In November, National Book Critics Circle members will begin nominating and voting for the fourth John Leonard award for first book in any genre. In the run-up to the first round of voting, we'll be posting a series of #NBCCLeonard blog essays on promising first books. The third in our series is NBCC member Anita Felicelli on Emma Cline's The Girls (Random House).
What makes Emma Cline's dark debut The Girls so intoxicating is her ability to render with precision the turbulent emotions and observations lying just beneath both ordinary and extraordinary events. She's the kind of writer who identifies an experience so perfectly—both its texture and it's core—that you realize the existence of an emotion you might not have realized was there lurking under the surface of your own life.
In her depiction of a Northern California girlhood tilting towards darkness, Cline takes a subject matter that has only relatively recently been given its critical due —the individual consciousness of a teenage girl. The Girls unearths within that terrain all the insight and verve of literature on topics considered loftier.
As a fourteen-year-old in 1969, Evie Boyd spots a group of older girls at a park in Petaluma “sleek and thoughtless as sharks breaching the water.” Evie appears to be middle-class and utterly ordinary, the granddaughter of a film actress and the daughter of parents recently divorced. The older girls are thrillingly different than her best friend Connie, of whom she says “I'd always liked her in a way I never had to think about, like the fact of my own hands.”
Black-haired Suzanne catches Evie's eye right away. Later on, she's captured in a photograph and described as “feral.” The physicality of Evie's interest in Suzanne is interesting. Although the connection seems primarily like an intense emotional attraction on Evie's part, it is also sexual desire.
We know that Evie isn't there on the night of the murders from the beginning. The older Evie tells us that right off the bat. However, Cline build suspense in the novel by showing Evie's gradual descent into the world of a cult leader's girls, first stealing toilet paper for Suzanne, and then stealing from her mother. It would be tempting to focus solely on Evie's own relentless, shapeless willingness to self-destruct, but Evie's crush on Suzanne isn't complete delusion. In a small gesture that seems cruel in the moment, Suzanne saves Evie from herself.
The Girls is often described in connection with its mirroring of certain aspects of the Charles Manson murders. Perhaps this is because the connection to Manson is the commercial hook of a book that is unabashedly, luxuriously literary in its style. The Girls features a cult leader, Russell, whose inclination towards immediately urging his girls towards fellatio is apparently patterned after Manson.
Another writer might have mined the relationship between Suzanne and Russell, the cult leader. But what makes The Girls so fascinating and rich is not it's tackling of an American crime, but its exploration of the wild emotional attraction girls, especially those of a certain age, have to other girls. Unlike heterosexual crushes, a young girl's emotional same-sex crush doesn't follow any particular social conventions, and has nothing to bound it or define it or restrict it. The lack of language is also a lack of norms, and it leaves an absence that can be filled with greater darkness, perhaps, than relationships that have been more carefully coded and circumscribed for social order.

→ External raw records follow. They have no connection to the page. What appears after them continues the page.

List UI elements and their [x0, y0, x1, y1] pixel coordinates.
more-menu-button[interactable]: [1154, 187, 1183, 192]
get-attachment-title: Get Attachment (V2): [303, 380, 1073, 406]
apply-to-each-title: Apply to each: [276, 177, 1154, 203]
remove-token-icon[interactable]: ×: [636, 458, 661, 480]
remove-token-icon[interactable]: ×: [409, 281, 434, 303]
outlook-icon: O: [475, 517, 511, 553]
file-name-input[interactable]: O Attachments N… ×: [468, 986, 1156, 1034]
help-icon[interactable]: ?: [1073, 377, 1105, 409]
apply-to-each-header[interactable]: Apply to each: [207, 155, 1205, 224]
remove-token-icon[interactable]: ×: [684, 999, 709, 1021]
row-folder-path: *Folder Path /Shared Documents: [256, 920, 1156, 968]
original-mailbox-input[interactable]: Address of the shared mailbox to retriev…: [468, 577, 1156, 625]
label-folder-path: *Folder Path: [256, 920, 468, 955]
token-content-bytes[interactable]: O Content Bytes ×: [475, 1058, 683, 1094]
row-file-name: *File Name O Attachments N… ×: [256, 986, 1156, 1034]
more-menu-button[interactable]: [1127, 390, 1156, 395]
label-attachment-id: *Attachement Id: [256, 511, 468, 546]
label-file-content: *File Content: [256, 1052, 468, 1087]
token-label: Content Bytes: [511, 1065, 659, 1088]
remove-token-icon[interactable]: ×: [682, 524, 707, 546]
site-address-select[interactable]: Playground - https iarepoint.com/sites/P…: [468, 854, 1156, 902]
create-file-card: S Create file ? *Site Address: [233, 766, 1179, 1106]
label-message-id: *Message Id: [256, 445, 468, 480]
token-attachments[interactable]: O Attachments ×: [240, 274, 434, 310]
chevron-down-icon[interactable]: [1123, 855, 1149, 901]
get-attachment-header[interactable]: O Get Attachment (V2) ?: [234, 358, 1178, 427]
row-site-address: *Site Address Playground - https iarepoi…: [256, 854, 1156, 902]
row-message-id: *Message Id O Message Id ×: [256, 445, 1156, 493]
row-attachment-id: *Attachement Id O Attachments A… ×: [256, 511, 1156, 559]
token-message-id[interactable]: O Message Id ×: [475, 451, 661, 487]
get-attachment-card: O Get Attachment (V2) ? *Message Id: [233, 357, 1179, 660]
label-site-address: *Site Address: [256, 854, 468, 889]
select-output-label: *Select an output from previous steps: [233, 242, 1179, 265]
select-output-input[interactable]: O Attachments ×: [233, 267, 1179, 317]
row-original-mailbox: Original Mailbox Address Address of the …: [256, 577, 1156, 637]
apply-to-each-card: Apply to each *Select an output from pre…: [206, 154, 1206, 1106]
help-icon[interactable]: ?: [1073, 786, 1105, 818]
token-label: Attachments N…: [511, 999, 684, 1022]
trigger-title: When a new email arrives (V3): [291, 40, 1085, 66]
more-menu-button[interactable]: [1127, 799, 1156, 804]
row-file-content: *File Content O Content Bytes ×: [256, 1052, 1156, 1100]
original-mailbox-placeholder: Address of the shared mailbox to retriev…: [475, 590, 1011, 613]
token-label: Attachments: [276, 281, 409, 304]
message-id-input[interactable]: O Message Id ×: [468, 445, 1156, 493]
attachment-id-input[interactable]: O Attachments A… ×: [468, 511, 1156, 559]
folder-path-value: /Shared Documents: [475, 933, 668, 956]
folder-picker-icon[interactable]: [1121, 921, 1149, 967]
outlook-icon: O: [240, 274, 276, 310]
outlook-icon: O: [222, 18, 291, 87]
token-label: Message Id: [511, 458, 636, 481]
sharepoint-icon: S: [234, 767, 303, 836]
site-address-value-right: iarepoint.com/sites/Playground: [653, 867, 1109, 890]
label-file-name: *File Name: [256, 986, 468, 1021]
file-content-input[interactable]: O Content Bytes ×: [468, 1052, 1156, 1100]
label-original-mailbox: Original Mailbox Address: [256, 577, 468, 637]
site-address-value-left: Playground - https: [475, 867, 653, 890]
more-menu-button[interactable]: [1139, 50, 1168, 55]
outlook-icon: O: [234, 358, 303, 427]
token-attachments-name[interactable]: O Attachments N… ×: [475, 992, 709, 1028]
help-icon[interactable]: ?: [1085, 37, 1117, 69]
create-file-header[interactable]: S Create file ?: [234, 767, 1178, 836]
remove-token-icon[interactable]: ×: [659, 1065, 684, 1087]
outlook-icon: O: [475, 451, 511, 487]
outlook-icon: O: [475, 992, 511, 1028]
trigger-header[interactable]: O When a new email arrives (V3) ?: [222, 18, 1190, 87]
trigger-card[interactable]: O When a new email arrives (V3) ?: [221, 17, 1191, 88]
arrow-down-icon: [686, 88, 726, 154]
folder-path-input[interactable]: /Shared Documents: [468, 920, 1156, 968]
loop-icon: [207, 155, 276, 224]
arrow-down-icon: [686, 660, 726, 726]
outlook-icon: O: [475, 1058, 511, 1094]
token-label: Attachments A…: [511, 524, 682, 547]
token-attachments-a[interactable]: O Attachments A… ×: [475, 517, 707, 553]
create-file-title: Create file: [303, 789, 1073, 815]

In adolescence especially, the allure of danger is conflated with connection. Years after her friendship with Suzanne, Evie notes, “I wished I'd stayed safely in my bedroom in the dry hills near Petaluma, the bookshelves packed tight with the gold-foil spines of my childhood favorites. And I did wish that. But some nights, unable to sleep, I peeled an apple slowly at the sink, letting the curl lengthen under the glint of the knife. The house dark around me. Sometimes it didn't feel like regret. It felt like a missing.”
Older Evie is a live-in aide, in between jobs, staying at an old boyfriend's house when the old boyfriend's son Julian and his girlfriend Sasha show up. Sasha is as formless and susceptible to influence as Evie was. Or so Evie imagines.
While this contemporary storyline may seem slight and inconsequential, in it there is the timelessness of a younger woman's needy, but almost parasitic relationship with an older woman she hopes to be, that one day she will fear she's become—that nicely dovetails with the primary story of Evie's crush on Suzanne. I was reminded of the final scene of All About Eve when, on the night of Eve's triumph and her undoing, a young anonymous woman holds up the Sarah Siddons award and apes Eve, bowing at herself in the mirror, an audience of one.
The brilliance of The Girls occurs sentence to sentence. The language is never merely pretty or showy, but derives most of its dazzling beauty from its willingness to provide a language for what is so often left unspoken. The Girls articulates the emptiness and desperate longing for connection that might allow a young woman who is well-off, but feels herself to be mediocre and ordinary under the male gaze, to follow another woman into darkness and depravity.
What does the young object of the male gaze look at? Men sometimes, but perhaps just as often at the slightly older version of herself, at what she might soon become.
Anita Felicelli is a writer whose nonfiction has appeared in the New York Times, Salon, San Francisco Chronicle, Los Angeles Review of Books, and The Rumpus. She lives in Northern California, where she's working on a short story collection and a novel.